Extensions technology is another feature that was disabled in current Prescott processors but will be activated in forthcoming processors. Intel’s first server and workstation processors with 64-bit extensions to the x86 instruction set will launch next month with products expected in July from server vendors, Otellini said.
The chips based on Intel’s EM64T (extended memory 64 technology) will include chips for dual-processor servers based on the Nocona core and single-processor servers and workstations based on the Prescott core. The Nocona core is virtually the same as the Prescott core, but Nocona comes with additional reliability features and is subject to tougher validation testing.
Otellini fleshed out more details for the financial community around the company’s decision to shift its resources toward multicore designs for its next generation of processors. Last week Intel canceled plans for Tejas and Jayhawk, future versions of the Pentium 4 and Xeon processors, respectively.
Multicore processors allow software developers to develop more powerful applications, Otellini said. For example, the software developer could dedicate one core to a specific application task, and run the rest of the application on another, he said. Microsoft’s Longhorn operating system will perform much better on dual-core processors than single-core ones when it arrives, Otellini said.
Hyperthreading was the first phase of Intel’s move toward multicore chips, Otellini said. This technology allowed the operating system to allocate resources to unused execution units in a single-core processor, effectively fooling the operating system into assuming it was running on a dual-processor system.
By the end of this year, all Intel server processors and over half of its processors for performance clients will have hyperthreading technology, Otellini said.
The shift toward dual-core processors will get under way in 2005 for desktop, notebook and server processors. By 2006, all of Intel’s IA-32 server processors, more than 90 percent of its Itanium processors and more than half of its processors for performance clients will be dual-core chips, Otellini said.
“By going to multicore, we can increase performance within the existing or better thermal envelopes for each of these form factors,” Otellini said.
Intel is expected to shift its processor design strategy even further in coming years, as it adopts the power-thrifty characteristics of the Banias architecture within the Pentium M processor.
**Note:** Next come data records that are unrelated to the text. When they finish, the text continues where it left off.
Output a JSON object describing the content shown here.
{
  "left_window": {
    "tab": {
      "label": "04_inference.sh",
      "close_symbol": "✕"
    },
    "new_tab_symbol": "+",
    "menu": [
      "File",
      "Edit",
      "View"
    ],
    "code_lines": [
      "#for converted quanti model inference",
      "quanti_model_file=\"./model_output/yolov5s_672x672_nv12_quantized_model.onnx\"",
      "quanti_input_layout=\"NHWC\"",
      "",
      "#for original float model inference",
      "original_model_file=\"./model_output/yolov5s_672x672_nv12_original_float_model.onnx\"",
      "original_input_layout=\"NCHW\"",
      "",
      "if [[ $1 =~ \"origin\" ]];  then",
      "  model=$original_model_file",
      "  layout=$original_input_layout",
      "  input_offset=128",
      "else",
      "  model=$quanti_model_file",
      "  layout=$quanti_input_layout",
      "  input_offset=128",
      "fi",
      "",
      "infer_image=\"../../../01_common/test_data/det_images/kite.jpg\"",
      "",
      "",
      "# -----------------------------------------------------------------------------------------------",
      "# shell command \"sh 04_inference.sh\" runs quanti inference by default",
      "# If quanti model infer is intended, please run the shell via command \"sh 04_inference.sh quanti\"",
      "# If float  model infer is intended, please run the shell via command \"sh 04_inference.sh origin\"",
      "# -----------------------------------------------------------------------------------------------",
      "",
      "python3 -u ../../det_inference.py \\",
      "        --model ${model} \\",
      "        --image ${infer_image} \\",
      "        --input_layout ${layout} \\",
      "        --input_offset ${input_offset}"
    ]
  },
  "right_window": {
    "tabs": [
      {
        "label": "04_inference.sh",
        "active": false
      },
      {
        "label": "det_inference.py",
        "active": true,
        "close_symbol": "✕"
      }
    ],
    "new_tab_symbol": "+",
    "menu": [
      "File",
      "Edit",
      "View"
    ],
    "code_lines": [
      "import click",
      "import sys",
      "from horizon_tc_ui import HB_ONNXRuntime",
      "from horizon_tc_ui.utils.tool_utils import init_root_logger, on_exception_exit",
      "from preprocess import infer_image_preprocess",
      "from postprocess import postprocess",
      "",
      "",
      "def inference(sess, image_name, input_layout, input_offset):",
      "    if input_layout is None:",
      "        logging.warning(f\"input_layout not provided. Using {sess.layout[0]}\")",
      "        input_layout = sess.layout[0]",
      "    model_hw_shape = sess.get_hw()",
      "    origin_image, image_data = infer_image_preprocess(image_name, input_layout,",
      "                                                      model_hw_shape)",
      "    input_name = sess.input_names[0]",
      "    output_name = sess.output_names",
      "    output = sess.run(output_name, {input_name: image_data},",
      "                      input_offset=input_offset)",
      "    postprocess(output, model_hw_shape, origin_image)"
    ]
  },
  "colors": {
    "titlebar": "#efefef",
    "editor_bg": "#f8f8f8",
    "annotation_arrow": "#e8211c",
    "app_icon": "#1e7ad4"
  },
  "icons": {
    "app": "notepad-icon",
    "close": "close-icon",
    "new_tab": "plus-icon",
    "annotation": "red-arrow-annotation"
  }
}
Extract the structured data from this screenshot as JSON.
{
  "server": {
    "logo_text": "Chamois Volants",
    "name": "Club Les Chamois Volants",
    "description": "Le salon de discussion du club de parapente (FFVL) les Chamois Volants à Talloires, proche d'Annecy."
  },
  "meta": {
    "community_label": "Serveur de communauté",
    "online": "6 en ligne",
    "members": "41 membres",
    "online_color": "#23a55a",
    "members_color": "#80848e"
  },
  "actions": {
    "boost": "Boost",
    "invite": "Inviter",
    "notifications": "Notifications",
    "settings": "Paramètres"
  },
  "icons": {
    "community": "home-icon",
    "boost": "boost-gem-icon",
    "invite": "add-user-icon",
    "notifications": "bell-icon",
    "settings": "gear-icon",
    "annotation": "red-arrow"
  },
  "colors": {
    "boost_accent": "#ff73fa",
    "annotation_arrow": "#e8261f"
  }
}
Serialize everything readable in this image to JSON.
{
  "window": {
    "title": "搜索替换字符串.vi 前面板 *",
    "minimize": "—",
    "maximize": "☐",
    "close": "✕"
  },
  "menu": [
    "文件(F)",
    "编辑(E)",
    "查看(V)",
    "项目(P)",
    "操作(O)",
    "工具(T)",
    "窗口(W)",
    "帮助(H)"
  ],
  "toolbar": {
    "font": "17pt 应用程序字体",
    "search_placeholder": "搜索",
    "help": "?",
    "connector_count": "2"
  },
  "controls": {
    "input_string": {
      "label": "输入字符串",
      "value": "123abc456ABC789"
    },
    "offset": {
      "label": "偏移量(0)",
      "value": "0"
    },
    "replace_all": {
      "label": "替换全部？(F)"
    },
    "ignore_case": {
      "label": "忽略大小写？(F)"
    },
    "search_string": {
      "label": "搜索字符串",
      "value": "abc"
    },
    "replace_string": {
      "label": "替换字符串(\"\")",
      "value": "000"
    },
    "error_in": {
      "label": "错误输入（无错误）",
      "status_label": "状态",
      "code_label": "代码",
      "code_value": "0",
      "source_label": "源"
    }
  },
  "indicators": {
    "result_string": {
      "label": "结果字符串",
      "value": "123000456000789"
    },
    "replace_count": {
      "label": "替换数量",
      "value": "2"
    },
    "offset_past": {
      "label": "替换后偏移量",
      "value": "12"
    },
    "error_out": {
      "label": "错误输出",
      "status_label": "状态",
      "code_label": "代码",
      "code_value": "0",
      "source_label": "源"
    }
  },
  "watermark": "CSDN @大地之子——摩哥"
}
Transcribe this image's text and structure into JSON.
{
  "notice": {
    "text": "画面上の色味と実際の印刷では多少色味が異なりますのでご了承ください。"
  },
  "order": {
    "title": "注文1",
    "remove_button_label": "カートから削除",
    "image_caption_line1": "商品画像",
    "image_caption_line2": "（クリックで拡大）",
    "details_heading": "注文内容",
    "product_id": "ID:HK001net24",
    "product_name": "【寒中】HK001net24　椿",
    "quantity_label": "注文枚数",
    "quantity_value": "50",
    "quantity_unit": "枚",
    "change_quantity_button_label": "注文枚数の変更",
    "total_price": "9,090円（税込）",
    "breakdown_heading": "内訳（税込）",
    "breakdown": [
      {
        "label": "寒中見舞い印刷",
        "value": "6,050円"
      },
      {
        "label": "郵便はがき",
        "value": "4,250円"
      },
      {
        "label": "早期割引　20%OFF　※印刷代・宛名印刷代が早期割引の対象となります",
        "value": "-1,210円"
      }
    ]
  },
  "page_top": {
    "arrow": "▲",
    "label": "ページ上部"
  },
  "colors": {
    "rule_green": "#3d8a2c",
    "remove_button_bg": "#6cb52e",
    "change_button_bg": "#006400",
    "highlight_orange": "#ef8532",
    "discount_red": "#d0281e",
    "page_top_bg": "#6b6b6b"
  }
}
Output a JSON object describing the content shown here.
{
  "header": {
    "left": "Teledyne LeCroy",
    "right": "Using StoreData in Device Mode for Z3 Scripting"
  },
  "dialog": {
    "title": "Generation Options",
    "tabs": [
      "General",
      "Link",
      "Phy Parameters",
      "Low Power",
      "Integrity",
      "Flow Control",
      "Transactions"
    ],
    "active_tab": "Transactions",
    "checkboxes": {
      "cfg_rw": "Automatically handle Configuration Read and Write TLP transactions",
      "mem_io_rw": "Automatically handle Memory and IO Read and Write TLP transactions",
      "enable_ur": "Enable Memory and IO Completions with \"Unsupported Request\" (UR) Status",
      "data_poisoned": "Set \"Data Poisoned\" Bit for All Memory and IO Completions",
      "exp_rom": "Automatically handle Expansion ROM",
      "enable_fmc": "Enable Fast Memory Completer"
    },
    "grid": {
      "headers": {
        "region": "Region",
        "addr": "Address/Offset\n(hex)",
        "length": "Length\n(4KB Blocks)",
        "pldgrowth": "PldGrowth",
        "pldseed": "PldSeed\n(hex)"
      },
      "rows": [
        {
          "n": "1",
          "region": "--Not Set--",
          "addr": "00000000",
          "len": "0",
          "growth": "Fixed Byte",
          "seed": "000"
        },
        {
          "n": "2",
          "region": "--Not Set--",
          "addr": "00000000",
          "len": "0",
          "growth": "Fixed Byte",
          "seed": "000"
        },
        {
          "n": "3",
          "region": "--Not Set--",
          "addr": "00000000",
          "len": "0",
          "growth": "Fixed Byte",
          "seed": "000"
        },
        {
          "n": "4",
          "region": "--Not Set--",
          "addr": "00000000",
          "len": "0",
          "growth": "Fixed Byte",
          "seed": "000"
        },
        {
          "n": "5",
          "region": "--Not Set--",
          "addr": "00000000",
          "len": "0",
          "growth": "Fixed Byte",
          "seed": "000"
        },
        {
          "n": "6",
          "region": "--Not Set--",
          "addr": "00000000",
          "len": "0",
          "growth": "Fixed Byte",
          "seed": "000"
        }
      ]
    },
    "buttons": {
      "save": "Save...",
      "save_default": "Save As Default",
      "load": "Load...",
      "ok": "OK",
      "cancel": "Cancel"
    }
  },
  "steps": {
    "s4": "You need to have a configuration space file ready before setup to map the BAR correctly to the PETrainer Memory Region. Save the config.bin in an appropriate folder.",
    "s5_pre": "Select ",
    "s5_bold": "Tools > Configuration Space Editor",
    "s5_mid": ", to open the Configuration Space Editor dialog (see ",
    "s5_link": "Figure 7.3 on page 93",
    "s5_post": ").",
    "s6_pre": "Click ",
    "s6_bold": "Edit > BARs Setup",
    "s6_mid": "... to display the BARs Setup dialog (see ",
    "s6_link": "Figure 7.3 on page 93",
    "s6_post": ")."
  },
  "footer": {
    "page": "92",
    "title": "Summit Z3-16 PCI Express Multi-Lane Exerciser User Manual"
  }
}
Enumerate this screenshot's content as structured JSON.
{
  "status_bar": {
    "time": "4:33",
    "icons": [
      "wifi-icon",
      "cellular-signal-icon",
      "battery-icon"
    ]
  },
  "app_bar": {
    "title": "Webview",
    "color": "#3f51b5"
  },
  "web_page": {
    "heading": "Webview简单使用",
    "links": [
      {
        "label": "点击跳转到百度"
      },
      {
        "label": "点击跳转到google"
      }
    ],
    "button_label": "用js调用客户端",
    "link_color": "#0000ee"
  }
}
However, the first dual-core processors for desktops and servers will retain the Netburst architecture in the Prescott core, sources told IDG News Service last week.
Otellini did not comment specifically on the shift to the Pentium M or the architecture of its first dual-core chips but signaled that the Prescott core will be the main technology for Intel’s desktop and server products over the next few years.
Intel’s future growth opportunities will centre around its Centrino package of chips for notebooks, the digital home and the communications marketplace over the rest of the decade, said Intel chief executive officer Craig Barrett in remarks preceding Otellini’s presentation. More than 70 per cent of Intel’s business comes from outside the U.S., but only 25 per cent of its products will be consumed in emerging markets such as China and India, he said.
Those emerging markets will provide the foundation for Intel’s growth in the future, Barrett said.